Mart ayı dünya kadınlar günü haftası ve geçen kırk yılı analiz ettiğim zaman bir şey farkettim: 260 oyun var, ve bunun sadece 25 tanesinin yazarı/yönetmeni kadın. Yazar ve yönetmen bu işin asal yaratıcısı ve seyircisinin, oyuncusunun çoğunun kadın olduğu bir toplumda yazar yönetmenin en azından eşitlikte olmaması, o sesi duymamamız ve kadın olgusunu erkek yazar üzerinden anlamaya çalışmamız… Özellikle bu yeni Osmanlıcı dönemden çıktığımız şu günlerde, oyunlarda bir takım cariyelerin, kikir kikir kikirdeyen, hep cinsellikleriyle ayakta kalmaya çalışan bir takım kadınların olduğu bir tiyatro var. Bu 21. Yüzyıl için çok itici bence. Dolayısıyla bizim yeni sezonumuzda kadın yazar ve yönetmenler çoğunlukta. Bu sadece Darülbedai için değil herhalde dünyadaki bütün ödenekli tiyatrolar için bir ilk olacak.
“YENİ SESLERİ İÇERİ GETİRMEMİZ GEREKİYOR”

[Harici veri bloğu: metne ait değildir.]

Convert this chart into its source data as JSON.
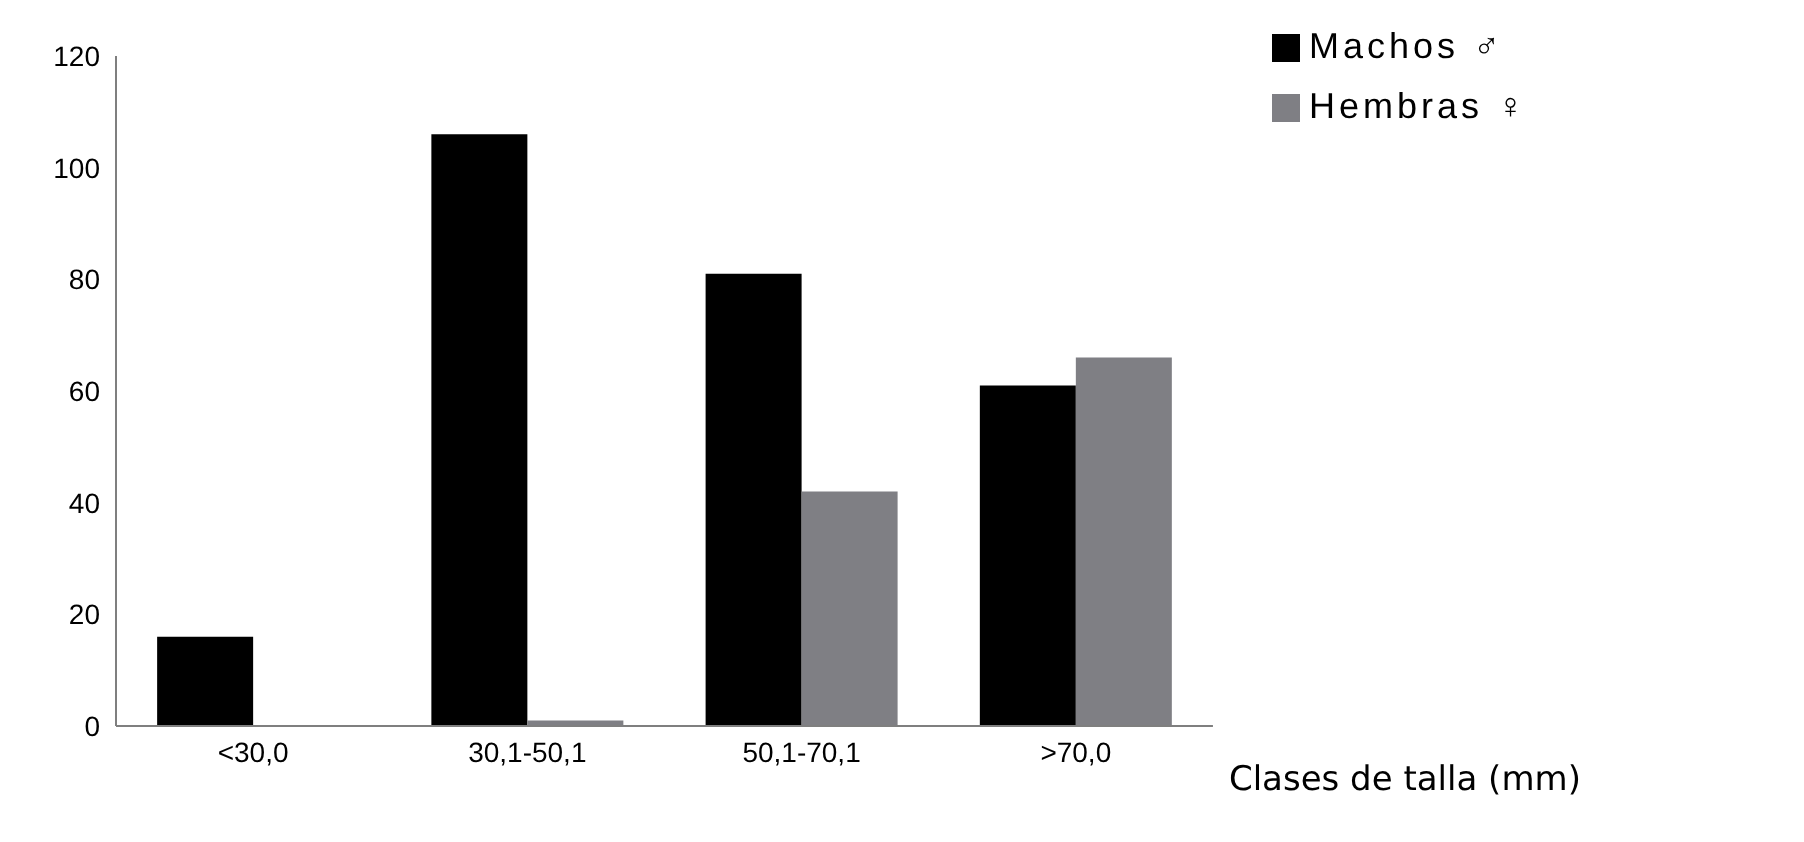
{
  "chart_data": {
    "type": "bar",
    "xlabel": "Clases de talla (mm)",
    "categories": [
      "<30,0",
      "30,1-50,1",
      "50,1-70,1",
      ">70,0"
    ],
    "series": [
      {
        "name": "Machos ♂",
        "color": "#000000",
        "values": [
          16,
          106,
          81,
          61
        ]
      },
      {
        "name": "Hembras ♀",
        "color": "#7f7f84",
        "values": [
          0,
          1,
          42,
          66
        ]
      }
    ],
    "ylim": [
      0,
      120
    ],
    "yticks": [
      0,
      20,
      40,
      60,
      80,
      100,
      120
    ],
    "grid": false,
    "legend": "top right"
  }
}
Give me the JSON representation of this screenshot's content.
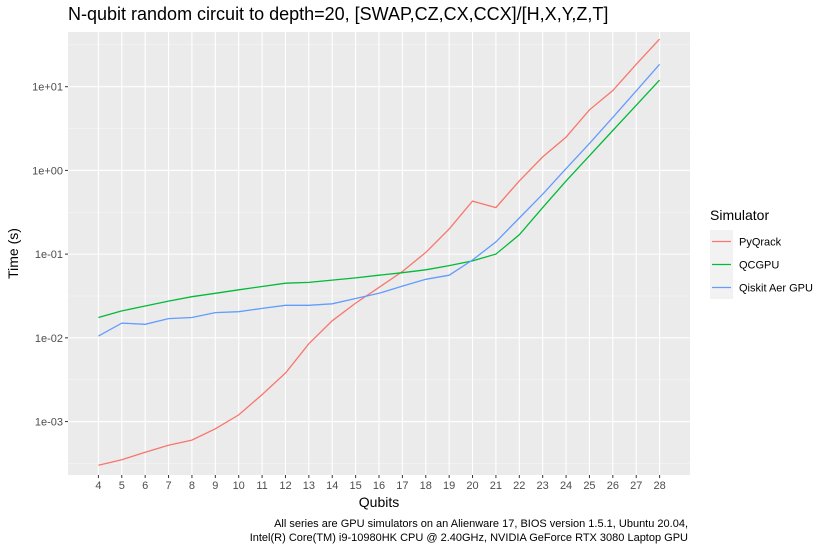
{
  "chart_data": {
    "type": "line",
    "title": "N-qubit random circuit to depth=20, [SWAP,CZ,CX,CCX]/[H,X,Y,Z,T]",
    "xlabel": "Qubits",
    "ylabel": "Time (s)",
    "y_scale": "log10",
    "ylim": [
      0.00023,
      45
    ],
    "x": [
      4,
      5,
      6,
      7,
      8,
      9,
      10,
      11,
      12,
      13,
      14,
      15,
      16,
      17,
      18,
      19,
      20,
      21,
      22,
      23,
      24,
      25,
      26,
      27,
      28
    ],
    "x_tick_labels": [
      "4",
      "5",
      "6",
      "7",
      "8",
      "9",
      "10",
      "11",
      "12",
      "13",
      "14",
      "15",
      "16",
      "17",
      "18",
      "19",
      "20",
      "21",
      "22",
      "23",
      "24",
      "25",
      "26",
      "27",
      "28"
    ],
    "y_ticks": [
      0.001,
      0.01,
      0.1,
      1,
      10
    ],
    "y_tick_labels": [
      "1e-03",
      "1e-02",
      "1e-01",
      "1e+00",
      "1e+01"
    ],
    "grid": true,
    "legend": {
      "title": "Simulator",
      "position": "right"
    },
    "series": [
      {
        "name": "PyQrack",
        "color": "#F8766D",
        "values": [
          0.0003,
          0.00035,
          0.00043,
          0.00052,
          0.0006,
          0.00082,
          0.0012,
          0.0021,
          0.0038,
          0.0085,
          0.016,
          0.026,
          0.04,
          0.062,
          0.105,
          0.2,
          0.43,
          0.36,
          0.75,
          1.45,
          2.5,
          5.3,
          9.0,
          18.5,
          37
        ]
      },
      {
        "name": "QCGPU",
        "color": "#00BA38",
        "values": [
          0.0175,
          0.021,
          0.024,
          0.0275,
          0.031,
          0.034,
          0.0375,
          0.041,
          0.045,
          0.046,
          0.049,
          0.052,
          0.056,
          0.06,
          0.065,
          0.073,
          0.083,
          0.1,
          0.17,
          0.36,
          0.75,
          1.5,
          3.0,
          6.0,
          12
        ]
      },
      {
        "name": "Qiskit Aer GPU",
        "color": "#619CFF",
        "values": [
          0.0105,
          0.015,
          0.0145,
          0.017,
          0.0175,
          0.02,
          0.0205,
          0.0225,
          0.0245,
          0.0245,
          0.0255,
          0.0295,
          0.034,
          0.0415,
          0.05,
          0.056,
          0.085,
          0.14,
          0.27,
          0.52,
          1.05,
          2.1,
          4.3,
          8.9,
          18.5
        ]
      }
    ]
  },
  "caption": [
    "All series are GPU simulators on an Alienware 17, BIOS version 1.5.1, Ubuntu 20.04,",
    "Intel(R) Core(TM) i9-10980HK CPU @ 2.40GHz, NVIDIA GeForce RTX 3080 Laptop GPU"
  ]
}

Repertuar dışındaki yenilikler neler?
Yönetmelikte en sevdiğim maddelerden biri, genel sanat yönetmeni istediği kadar sahne açabilir ve turne organize edebilir. Burada çok hızlı ilerliyoruz, sanırım ilk iki yılın sonunda 10 sahne 15 olmuş olacak. Hasanpaşa’da gazhane diye eski bir yer var orada iki tiyatronun inşası şu an sürüyor yazın bitmiş olacak, sezona iki yeni salonla orada gireceğiz. Muammer Karaca’da çalışmalar başladı, İstiklal Caddesi’nde bir varlığımız olması gerektiğini düşünüyorum. Şehir Yazarlarını Arıyor diye bir projemiz var. Orada yetiştirdiğimiz yeni yazarların belki daha deneysel, daha kendilerine özgü söylemleri olacaktır, onlar gibi oyunların sahnelenebilmesi için Sultangazi ve Kağıthane’de iki tane stüdyo tiyatrosu kuruyoruz. 40 tane oyunun aynı kulvarda dönüp hepsinin her sahneye gitmesi zorunluluğunun bitmesi lazım. Çağdaş Gösteri Sanatları yıllar önce olan bir oluşumdu, Emre Koyuncuoğlu liderliğinde tekrar harekete geçti. Sayın Ekrem İmamoğlu da sağolsun bizim binamızdaki makam odalarından birini yeni bir prova salonuna dönüştürmemize izin verdi. Dolayısıyla daha fazla stüdyo, daha fazla atölyeler hem iç hem dış eğitim, yeni yazar yetiştirme programları ve reji atölyeleriyle hızla kendimizi yenilememiz ve yeni sesleri içeri getirmemiz gerekiyor. Tiyatro kendine yeni sözler versin istiyoruz.